Looking back, that was pure silliness. He did have emotional barriers and he had no desire of overcoming them. He was, by nature, avoidant, and he liked it that way. And he didn’t want to grow up (why grow up when you can smoke pot all day and have little to no responsibility?) Instead of accepting these traits for what they were and accepting the fact that there was nothing I could do to change them, I tried to force a square peg into a round hole and I did it over and over and over, as if I were mentally challenged. What do you mean this square won’t fit into this round hole? Like hell. I’ll make it fit if it’s the last thing I do. But it never fit, my friends. Never.
Was it Einstein who realized that insanity is when we do the same thing over and over, expecting a different result? Well, that’s what you are doing when you try to force something to be something it’s not. We cannot tug at the roots of our flowers in the winter to make them grow. We cannot capture a bullfrog and expect it to be a bluebird. And we cannot force a relationship to be something it’s not.
So, here are several situations to consider if you think you might be forcing a relationship, or if you think that maybe, it’s time to let go.
- You find yourself giving 80-100% most of the time to get your relationship to work.
- You’re frustrated with your partner and feel as though he or she isn’t “giving” enough.
- You meet with constant resistance or rejection from your partner— for example, if you ask him or her to go out with you (on a date, to the store, to see a friend, to come over, etc.) and “No” (or even, “Oh, I would love to, but I can’t”) is the usual response, then you are probably forcing the relationship and it’s time to step back.
- You are carrying the weight, making all the arrangements, doing all the talking, and generally “controlling” the relationship because he “can’t” or won’t.
- You find yourself begging or constantly trying to convince your partner to spend time with you: “Oh, come on. Let’s go away for the weekend. Please! It’s just two days. You can be back to work in no time. I sware I’ll let you have some time alone if you just come with me.”
- The effort is all on you in communication: you’re the one who calls, writes, texts, emails, and you’re the one who is first to engage (with little to no response from his end).
- You constantly wait for change: You believe if he/she will just change this one aspect then the two of you will have the perfect relationship.
- You find yourself alone more often than not.
- You push your partner even when you notice your partner retreating or shutting down and you continue to push him or her to be involved.
- You spend most or all of your time trying to make the relationship work: Relationships should be an enjoyment. They do take some work, but if you feel constantly stressed out, frustrated, sad, in pain, angry or apathetic, something is wrong.

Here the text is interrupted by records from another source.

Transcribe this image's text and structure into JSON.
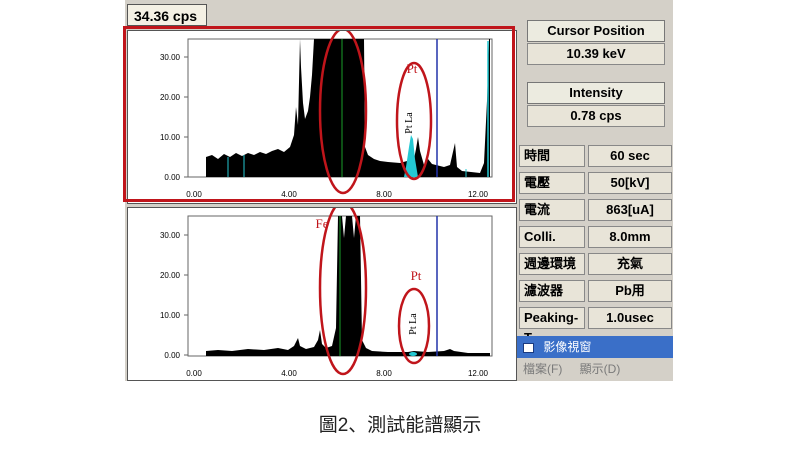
{
  "status": {
    "cps": "34.36 cps"
  },
  "panel_top": {
    "annotations": {
      "pt": "Pt",
      "pt_la": "Pt La"
    },
    "y_ticks": [
      "30.00",
      "20.00",
      "10.00",
      "0.00"
    ],
    "x_ticks": [
      "0.00",
      "4.00",
      "8.00",
      "12.00"
    ]
  },
  "panel_bottom": {
    "annotations": {
      "fe": "Fe",
      "pt": "Pt",
      "pt_la": "Pt La"
    },
    "y_ticks": [
      "30.00",
      "20.00",
      "10.00",
      "0.00"
    ],
    "x_ticks": [
      "0.00",
      "4.00",
      "8.00",
      "12.00"
    ]
  },
  "right_panel": {
    "cursor_position_label": "Cursor Position",
    "cursor_position_value": "10.39 keV",
    "intensity_label": "Intensity",
    "intensity_value": "0.78 cps",
    "params": [
      {
        "label": "時間",
        "value": "60 sec"
      },
      {
        "label": "電壓",
        "value": "50[kV]"
      },
      {
        "label": "電流",
        "value": "863[uA]"
      },
      {
        "label": "Colli.",
        "value": "8.0mm"
      },
      {
        "label": "週邊環境",
        "value": "充氣"
      },
      {
        "label": "濾波器",
        "value": "Pb用"
      },
      {
        "label": "Peaking-T",
        "value": "1.0usec"
      }
    ]
  },
  "image_window": {
    "title": "影像視窗",
    "menu": [
      "檔案(F)",
      "顯示(D)"
    ]
  },
  "caption": "圖2、測試能譜顯示",
  "colors": {
    "annotation_red": "#c0151b",
    "peak_cyan": "#23c8d2",
    "cursor_blue": "#2233aa",
    "frame_red": "#c0151b"
  }
}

When you have tried everything there is to get your partner to respond to you and take part in the relationship and it’s still not working, it’s time to accept that the relationship might not be working. Period. Further, ask yourself why you’re so unwilling to give up and move on. Do you not think you’re worth better treatment? Do you not know that relationships are supposed to be more peaceful, mutual and balanced? Figure out what’s holding you back and try to address any internal insecurities you may have. You may love someone truly, madly, deeply, and that someone may love you back. But if they don’t step up to the plate and put as much action and effort into the relationship, their words of love are meaningless. Their behavior is a sign that they do not want the same kind of mutual relationship you do. In recovery, you need to be willing to accept that and if necessary, move on.